Im Krankenhaus wollte man ihn ganz, er sollte ein Hospiz aufbauen. Jedoch habe die Landeskirche keinen Vertrag zustande bekommen, erläutert Bernd Schulz. Verantwortliche wechselten, Verträge wurden gekündigt, ein neuer Superintendent kam ins Amt. Alles sei ziemlich dramatisch gewesen, sagt Bernd Schulz und formuliert das Ergebnis: „Mir wurde gesagt, für mich sei im Kirchenkreis kein Platz mehr.“

Es sei passiert, was er sich nie habe träumen lassen: „Ich konnte mich nur noch mit einem Anwalt gegen die Vorwürfe wehren.“ Die Seelsorge war passé, sie wollten ihn ganz weg haben, er bekam kein passables Angebot mehr. Das alles schlug sich auch auf die Gesundheit des Pfarrers nieder. Jahrelang blieb die Entscheidung offen. „Bis es ein Machtwort von mir und meinem Anwalt gab. Einige Dinge will ich lieber gar nicht erzählen“, verdeutlicht Schulz. 2012 sind die Pfarrbereiche Steimke, Kusey und Immekath vereint worden. Bernd Schulz übernahm die Pfarrstelle. „Ich bin froh, dass wir eine ganz gute Zusammenarbeit hinbekommen haben. Das kostete viel Zeit und Kraft“, betont er.

Als die AfD aufkam, organisierte er Gesprächsrunden. Als die Firma Fricopan in Immekath vor dem Aus stand, bot er Gespräche an und lud die Mitarbeiter zum Gottesdienst ein. Doch die ganz großen Projekte wurden weniger. „Man wird älter, die Energie lässt nach“, begründet er selbst. „In Spitzenzeiten arbeitete ich 12 bis 16 Stunden am Tag. Das geht nicht mehr spurlos.“

Überhaupt hat sich Kirche stark gewandelt, haben sich die Gemeinden der Altmark verändert. „Die Dörfer sind inzwischen pluralistisch wie die Gesamtgesellschaft. Das macht die Arbeit für die Kirche komplizierter“, erklärt Bernd Schulz. Ein großes Problem: „Wir haben es bitter nötig, uns um unser Personal zu kümmern. Es muss einen großen Lernprozess geben, wenn wir nicht irgendwann ohne Mitarbeiter dastehen wollen.“ Neue kirchliche Treffpunkte müssten geschaffen werden.
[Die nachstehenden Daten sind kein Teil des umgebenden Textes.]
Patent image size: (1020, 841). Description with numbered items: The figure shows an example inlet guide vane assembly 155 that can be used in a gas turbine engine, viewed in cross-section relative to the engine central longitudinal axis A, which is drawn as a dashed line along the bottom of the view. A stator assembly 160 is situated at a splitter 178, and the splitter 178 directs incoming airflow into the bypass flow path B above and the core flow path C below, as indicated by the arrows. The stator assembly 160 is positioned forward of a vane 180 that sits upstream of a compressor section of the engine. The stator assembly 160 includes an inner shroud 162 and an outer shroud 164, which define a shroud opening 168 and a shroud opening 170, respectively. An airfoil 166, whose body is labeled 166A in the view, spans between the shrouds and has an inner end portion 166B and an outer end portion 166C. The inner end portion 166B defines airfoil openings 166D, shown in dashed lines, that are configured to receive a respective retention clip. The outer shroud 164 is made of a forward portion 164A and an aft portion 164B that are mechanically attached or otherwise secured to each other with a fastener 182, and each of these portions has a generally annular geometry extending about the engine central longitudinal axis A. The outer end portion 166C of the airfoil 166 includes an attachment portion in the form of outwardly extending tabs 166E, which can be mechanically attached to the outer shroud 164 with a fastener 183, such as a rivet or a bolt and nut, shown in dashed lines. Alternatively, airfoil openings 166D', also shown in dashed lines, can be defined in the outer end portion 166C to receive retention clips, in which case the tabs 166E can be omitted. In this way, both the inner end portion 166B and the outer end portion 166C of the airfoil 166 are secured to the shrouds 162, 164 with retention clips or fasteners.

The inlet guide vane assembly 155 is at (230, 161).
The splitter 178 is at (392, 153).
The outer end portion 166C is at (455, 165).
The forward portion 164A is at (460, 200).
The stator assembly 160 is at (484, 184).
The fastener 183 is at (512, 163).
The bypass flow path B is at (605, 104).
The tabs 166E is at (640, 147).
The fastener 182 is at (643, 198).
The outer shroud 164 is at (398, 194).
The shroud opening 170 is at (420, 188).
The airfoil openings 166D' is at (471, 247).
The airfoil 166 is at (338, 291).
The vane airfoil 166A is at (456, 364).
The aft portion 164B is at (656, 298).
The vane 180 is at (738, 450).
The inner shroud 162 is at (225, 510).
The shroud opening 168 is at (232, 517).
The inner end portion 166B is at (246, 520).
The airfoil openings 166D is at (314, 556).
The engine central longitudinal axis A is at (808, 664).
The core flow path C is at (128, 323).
Die Freikirchen und die Katholiken würden zeigen, wie es gehe. Zwar sei der Gottesdienst nach wie vor Zentrum der Gemeinde. Schulz: „Aber wenn wir keine neuen Zentren schaffen, auch mal ein paar Kilometer fahren, dann stirbt der Gottesdienst. Der normale Gottesdienst ist ohnehin nicht zeitgemäß. Die Menschen wollen besondere Gottesdienste, aber nicht jede Woche.“ Das habe eine von ihm organisierte Umfrage ergeben.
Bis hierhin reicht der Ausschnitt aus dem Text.